5.4.3.3.1. Control of pest species and disease vectors

Wildlife plays a role in natural and agricultural ecosystems through reduction of injurious insect pests and disease vectors. In some forested ecosystems, birds, together with parasitoids and other insect predators, are effective predators of insect pests (Crawford and Jennings, 1989; see Price et al., 2000). Insects, ants, and spiders also play key roles in reducing populations of pest insects. For example, when ants were removed from maize plots in Nicaragua, two pest species increased in abundance, and damage to the maize increased (Perfecto, 1991). The annual economic value of wildlife control of insect pests has been estimated to be hundreds of billions of U.S. dollars (de Groot, 1992; Pimentel et al., 1992, 1993; Pimentel, 1997). This includes destruction of pests that are injurious to crops (estimated at US$90 billion year in the United States alone), as well as those affecting forests.

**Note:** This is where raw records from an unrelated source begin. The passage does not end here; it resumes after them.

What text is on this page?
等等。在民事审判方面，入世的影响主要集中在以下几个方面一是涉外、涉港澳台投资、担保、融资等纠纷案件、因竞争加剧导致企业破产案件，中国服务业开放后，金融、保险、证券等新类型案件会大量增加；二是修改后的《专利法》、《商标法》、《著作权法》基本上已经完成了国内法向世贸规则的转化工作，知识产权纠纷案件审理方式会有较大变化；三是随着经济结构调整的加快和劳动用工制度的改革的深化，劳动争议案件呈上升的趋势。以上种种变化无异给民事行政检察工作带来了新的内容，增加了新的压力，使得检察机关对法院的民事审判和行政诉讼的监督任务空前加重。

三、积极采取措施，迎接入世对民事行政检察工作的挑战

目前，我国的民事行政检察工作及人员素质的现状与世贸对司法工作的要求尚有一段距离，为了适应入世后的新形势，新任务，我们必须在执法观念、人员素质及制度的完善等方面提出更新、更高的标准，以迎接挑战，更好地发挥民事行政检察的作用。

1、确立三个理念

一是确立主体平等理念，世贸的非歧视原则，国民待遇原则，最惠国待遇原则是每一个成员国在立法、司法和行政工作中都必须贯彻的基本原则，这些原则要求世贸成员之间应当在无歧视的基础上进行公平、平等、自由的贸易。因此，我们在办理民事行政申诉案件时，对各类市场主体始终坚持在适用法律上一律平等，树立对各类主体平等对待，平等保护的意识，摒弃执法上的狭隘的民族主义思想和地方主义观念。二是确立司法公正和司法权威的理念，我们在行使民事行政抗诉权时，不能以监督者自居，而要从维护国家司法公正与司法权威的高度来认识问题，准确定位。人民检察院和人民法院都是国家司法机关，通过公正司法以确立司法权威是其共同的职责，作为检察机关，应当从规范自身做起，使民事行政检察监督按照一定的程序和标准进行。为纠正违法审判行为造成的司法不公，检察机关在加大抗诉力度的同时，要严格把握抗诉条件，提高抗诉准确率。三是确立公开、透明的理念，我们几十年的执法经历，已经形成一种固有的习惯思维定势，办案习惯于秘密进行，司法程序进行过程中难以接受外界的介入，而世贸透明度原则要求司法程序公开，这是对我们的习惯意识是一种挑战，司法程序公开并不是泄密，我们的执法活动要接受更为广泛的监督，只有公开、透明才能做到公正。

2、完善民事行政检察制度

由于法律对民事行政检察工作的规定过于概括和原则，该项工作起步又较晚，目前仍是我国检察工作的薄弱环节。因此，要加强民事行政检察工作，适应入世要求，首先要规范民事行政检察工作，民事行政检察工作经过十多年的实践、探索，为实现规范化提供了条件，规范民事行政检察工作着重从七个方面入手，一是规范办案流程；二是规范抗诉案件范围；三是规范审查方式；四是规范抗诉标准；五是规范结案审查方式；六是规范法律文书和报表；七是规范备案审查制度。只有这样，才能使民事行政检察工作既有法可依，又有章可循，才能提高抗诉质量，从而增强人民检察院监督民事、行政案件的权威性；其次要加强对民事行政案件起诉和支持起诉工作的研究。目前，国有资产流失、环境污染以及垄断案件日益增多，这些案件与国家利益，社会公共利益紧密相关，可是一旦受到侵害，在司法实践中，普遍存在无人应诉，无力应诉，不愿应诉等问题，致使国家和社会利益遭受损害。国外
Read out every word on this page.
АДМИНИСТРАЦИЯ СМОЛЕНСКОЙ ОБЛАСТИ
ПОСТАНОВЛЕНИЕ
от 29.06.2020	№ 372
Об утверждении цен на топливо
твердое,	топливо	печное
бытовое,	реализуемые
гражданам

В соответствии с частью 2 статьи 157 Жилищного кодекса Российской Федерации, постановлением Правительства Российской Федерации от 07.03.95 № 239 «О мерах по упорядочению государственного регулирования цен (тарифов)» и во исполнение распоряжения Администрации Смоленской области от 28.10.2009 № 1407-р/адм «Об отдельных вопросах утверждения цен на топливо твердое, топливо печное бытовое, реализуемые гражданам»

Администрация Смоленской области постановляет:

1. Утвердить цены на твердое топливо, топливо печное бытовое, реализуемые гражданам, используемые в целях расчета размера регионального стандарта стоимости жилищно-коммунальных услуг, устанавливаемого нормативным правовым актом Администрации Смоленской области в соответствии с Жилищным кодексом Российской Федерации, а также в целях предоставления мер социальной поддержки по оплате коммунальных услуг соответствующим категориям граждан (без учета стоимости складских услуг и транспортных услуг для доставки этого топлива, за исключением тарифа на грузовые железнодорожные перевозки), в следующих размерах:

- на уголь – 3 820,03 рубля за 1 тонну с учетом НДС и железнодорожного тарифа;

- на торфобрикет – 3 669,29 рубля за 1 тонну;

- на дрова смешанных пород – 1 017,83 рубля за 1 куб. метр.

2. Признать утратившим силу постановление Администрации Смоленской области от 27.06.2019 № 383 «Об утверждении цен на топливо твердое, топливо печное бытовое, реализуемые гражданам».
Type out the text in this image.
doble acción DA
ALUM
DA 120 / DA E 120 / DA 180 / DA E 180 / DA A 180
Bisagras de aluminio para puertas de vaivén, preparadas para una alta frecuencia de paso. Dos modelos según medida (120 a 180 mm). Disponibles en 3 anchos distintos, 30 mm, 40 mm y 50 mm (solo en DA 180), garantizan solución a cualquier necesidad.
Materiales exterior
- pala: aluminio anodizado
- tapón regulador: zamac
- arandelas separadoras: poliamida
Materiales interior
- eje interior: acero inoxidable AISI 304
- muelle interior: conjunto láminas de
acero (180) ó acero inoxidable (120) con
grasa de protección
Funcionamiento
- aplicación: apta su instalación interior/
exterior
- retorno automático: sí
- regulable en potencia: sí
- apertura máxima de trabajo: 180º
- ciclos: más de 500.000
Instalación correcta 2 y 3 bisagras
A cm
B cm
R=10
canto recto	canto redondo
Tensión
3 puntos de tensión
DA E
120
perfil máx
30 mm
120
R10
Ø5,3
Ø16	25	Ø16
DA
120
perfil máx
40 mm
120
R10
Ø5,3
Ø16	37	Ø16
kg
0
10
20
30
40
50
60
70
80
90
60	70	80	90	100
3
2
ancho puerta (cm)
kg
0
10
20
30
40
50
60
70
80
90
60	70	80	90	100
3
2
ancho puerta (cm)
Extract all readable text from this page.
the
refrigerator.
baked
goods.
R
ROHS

Climate change could impact many of these systems by decoupling predators from their prey (Root and Schneider, 1995). Studies in North America project reductions in the extent of distribution size of some of the species that feed on pests in forest, grassland, and agricultural ecosystems (see Price, 1995; Price et al., 2000). This could lead to an increasing need to use pesticides, with accompanying health risks (human and wildlife) and economic costs (Kirk et al., 1996; Colburn et al., 1997; Herremans, 1998).

5.4.3.3.2. Pollinators

Pollination is crucial to the reproduction of many plants, thus to maintenance of functioning ecosystems and biodiversity. Many factors influence the occurrence and density of insects (e.g., habitat conversion, excessive pesticide use). The principal mode of pollination of many plant species is by insects. Worldwide, an estimated 400 crop species are pollinated by bees and more than 30 other animal genera; possible crop loss in some species would be more than 90% in the absence of bees (Southwick, 1992; Buchmann and Nabhan, 1996). More than 100,000 different animals around the world pollinate 250,000 types of plants (Buchmann and Nabhan, 1996). The estimated annual value of wildlife pollination to commercial crops and pasture grasses is tens of billions of U.S. dollars (de Groot, 1992; Pimentel et al., 1992, 1995). If pollination of noncommercial plants were added, the figure would be significantly higher.

5.4.3.3.3. Seed dispersal

Seeds of some plants are dispersed by one or a few animal species. In Costa Rican tropical deciduous forests, as many as 60% of plants have their seeds dispersed by birds; the numbers are 75% in subtropical evergreen forests and 80% in montane evergreen forests (Bawa, 1995). On Samoa, the vast majority of seed dispersal in the dry season is mediated by flying foxes (Cox et al., 1991). Plants commonly disperse via seeds passing through the digestive tracts of animals or with animals that cache seeds (Robinson and Handel, 1993; Lanner, 1996). Consequently, if the ranges of the appropriate animals become disjunct from even part of the ranges of specific plants, dispersal of the plants may suffer (see Price et al., 2000, for other examples).